You see, he explains, in those regions of the world, while feminism has made "inroads," it is nothing like it is here in the United States. So that's why these truly Catholic men who "cannot find a good Catholic American woman who they would feel comfortable with" go searching for properly submissive women elsewhere. While those same men may not have looked hard enough around the home turf, often American women they find attractive are interested in careers, he asserts, not staying home and raising children.

That is the language and thinking of someone who became the face of one of Pope John Paul II's favorite organizations. McCloskey was a perfect model of what the late and hastily sainted pope saw as "heroic priesthood."

So was Thomas Williams, the face of the utterly corrupt Legionaries of Christ, another favorite organization of John Paul, who fathered a child and eventually left the priesthood after the reports became public in 2012. The problem for the community is not so much broken vows, but that the culture hid that reality for years. The organization and its very visible spokesman continued asserting a spirituality of absolutes and superiority as if nothing was amiss. That was the fraud perpetrated on the community.

The disgraced and disgraceful Marcial Maciel Degollado, founder of the Legionaries of Christ, a serial pedophile who abused his own young seminarians and who also fathered two children, is in a category all to himself. Yet the culture not only tolerated him but advanced his demented ideas about leadership and priesthood until the dimensions of his fraud and corruption could no longer be hidden.

McCloskey and Williams were out front, absolutely certain, media-savvy Catholic TV personalities and possessed of all the answers one might need. They were the charm and the smilingly urbane face of the new evangelization. They were thoroughly indoctrinated with John Paul's ideas about the meaning of ordination and the pope's strange and strained insights into women expressed in his personal writings and a series of sermons that he delivered on his "theology of the body."

McCloskey for a few years personified that muscular priesthood. Characterized in a New York Times headline as "An Opus Dei Priest With a Magnetic Touch," the people he drew into the community were high-profile conservatives, politically and economically well-placed and powerful. There was a genuine appeal for many in his highly dualistic and rigorist, not to mention antifeminist, approach to the faith.

We are paying dearly for all of that right now. The peculiarities that came with John Paul's notions of priesthood — his insistence on rebuilding a cult separate and apart from ordinary people and the utter lack of judgment he showed in choosing his models for that project — became deeply woven into the fabric of an already corrupted clerical culture. What he advanced actually reinforced the worst characteristics of the culture.

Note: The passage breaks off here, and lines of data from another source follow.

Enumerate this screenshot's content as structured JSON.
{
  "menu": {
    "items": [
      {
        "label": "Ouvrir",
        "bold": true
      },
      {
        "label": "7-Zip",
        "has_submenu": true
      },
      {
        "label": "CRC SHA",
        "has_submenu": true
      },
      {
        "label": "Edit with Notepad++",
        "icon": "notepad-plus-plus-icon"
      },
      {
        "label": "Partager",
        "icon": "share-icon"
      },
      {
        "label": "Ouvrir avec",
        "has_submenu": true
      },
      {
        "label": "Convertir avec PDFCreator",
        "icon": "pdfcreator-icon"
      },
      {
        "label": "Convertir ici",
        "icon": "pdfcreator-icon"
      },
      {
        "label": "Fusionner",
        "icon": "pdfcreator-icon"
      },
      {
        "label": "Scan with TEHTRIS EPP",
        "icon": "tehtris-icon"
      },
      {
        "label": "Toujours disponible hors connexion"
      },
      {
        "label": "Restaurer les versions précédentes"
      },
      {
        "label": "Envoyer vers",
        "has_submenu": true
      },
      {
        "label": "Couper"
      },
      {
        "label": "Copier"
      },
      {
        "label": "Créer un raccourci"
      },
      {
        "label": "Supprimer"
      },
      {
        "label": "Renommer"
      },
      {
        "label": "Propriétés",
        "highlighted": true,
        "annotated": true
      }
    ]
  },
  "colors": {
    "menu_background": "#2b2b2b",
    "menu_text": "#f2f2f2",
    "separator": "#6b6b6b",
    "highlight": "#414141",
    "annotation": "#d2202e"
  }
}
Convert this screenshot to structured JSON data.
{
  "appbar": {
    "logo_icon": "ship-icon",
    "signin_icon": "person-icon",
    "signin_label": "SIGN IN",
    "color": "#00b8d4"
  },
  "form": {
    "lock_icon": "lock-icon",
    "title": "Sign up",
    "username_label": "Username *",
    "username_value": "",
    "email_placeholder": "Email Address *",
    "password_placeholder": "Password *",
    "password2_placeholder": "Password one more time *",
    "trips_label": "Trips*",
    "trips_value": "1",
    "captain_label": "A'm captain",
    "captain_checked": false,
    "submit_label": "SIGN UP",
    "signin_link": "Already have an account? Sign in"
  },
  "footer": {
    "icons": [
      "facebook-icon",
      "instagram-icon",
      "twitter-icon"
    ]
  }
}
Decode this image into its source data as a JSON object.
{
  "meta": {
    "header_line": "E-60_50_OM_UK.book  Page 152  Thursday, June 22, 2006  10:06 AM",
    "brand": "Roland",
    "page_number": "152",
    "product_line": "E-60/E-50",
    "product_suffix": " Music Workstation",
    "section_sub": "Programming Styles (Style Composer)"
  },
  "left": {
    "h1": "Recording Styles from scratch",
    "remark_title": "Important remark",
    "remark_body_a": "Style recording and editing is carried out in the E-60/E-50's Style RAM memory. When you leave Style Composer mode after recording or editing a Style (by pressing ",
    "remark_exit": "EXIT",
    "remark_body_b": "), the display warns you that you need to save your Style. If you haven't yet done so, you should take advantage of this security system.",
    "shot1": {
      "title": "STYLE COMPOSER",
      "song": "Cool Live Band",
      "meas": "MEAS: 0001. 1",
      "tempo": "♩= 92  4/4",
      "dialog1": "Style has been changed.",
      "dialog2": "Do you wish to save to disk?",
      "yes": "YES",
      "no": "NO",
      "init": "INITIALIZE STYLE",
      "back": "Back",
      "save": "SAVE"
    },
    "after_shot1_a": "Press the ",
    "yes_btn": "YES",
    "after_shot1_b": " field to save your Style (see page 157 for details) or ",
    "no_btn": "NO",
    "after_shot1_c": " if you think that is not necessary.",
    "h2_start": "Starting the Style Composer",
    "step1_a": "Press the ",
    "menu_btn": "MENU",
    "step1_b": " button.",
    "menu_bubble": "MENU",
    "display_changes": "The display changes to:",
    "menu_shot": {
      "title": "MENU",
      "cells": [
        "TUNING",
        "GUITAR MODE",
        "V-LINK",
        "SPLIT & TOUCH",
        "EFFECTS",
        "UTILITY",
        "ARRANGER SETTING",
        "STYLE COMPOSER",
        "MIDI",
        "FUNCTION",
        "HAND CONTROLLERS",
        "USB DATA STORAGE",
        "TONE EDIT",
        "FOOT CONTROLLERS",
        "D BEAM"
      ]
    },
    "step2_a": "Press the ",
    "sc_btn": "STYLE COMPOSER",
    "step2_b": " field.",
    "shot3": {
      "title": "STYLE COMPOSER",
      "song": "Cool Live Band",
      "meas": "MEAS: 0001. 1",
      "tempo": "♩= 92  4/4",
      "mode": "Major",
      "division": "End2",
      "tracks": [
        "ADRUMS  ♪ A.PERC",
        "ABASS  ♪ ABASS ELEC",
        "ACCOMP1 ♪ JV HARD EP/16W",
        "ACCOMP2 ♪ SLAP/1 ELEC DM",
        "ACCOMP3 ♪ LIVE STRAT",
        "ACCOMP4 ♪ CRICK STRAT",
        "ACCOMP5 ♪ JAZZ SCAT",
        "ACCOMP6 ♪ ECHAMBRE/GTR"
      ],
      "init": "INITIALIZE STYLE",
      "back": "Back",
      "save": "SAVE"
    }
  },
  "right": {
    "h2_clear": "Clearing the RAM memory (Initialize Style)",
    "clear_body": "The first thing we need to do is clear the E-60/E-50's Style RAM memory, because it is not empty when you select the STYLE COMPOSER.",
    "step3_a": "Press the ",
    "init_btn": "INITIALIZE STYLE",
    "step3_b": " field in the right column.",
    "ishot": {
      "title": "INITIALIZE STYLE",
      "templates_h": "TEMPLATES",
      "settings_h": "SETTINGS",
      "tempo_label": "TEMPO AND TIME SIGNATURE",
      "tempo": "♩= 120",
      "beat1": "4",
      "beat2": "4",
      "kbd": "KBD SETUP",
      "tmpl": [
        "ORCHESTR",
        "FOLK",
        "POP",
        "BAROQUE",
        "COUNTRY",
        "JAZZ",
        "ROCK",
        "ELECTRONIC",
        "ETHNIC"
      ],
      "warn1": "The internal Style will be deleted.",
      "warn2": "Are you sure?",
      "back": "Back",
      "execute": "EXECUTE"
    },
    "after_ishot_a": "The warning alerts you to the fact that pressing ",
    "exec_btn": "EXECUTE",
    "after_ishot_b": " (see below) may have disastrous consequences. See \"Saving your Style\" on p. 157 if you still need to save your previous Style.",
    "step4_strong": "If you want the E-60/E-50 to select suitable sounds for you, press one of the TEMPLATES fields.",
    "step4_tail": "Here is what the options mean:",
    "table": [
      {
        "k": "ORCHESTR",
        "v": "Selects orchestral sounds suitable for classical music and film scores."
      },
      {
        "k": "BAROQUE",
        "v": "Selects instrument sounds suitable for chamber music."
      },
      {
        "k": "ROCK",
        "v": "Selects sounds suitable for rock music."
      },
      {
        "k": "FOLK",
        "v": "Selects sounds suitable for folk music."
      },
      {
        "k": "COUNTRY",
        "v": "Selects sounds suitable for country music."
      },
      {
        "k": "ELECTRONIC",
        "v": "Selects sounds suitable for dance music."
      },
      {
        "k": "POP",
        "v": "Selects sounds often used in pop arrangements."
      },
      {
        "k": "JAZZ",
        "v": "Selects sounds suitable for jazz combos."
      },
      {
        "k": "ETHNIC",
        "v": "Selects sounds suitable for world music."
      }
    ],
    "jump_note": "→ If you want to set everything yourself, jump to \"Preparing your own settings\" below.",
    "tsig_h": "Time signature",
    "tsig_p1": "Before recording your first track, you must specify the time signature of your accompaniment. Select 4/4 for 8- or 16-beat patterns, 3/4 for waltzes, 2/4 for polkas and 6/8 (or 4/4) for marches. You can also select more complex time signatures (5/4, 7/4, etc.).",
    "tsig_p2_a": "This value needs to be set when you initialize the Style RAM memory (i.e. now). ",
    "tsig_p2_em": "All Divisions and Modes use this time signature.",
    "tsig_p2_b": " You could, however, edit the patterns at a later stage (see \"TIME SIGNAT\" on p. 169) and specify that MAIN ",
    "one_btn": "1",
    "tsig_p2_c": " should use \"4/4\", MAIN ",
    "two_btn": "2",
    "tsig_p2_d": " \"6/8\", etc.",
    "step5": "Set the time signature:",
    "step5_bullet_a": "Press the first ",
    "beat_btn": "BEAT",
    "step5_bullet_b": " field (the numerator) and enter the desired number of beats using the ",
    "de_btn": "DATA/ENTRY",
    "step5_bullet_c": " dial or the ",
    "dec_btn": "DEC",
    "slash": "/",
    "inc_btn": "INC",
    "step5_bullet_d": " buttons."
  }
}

It is not the sins of the individuals that should now be the focus. All humans fail; we are all capable of deception and worse. It is the institutional corruption that they came to represent. The failings hidden for years by the institution, in the case of McCloskey, Williams, Maciel and others. The power of money, in the case of Maciel and, more recently, of former Cardinal Theodore McCarrick, to buy them cover in the Vatican. The refusal on John Paul II's part, time and again, to listen to serious and credible allegations against Maciel and other abusers. He set the template in this era of scandal for how church leaders should proceed.

It is, indeed, the clergy culture that is at the heart of the church's problems. It is in dire need of radical reform.

A version of this story appeared in the Jan 25-Feb 7, 2019 print issue under the headline: The lesson of McCloskey’s downfall.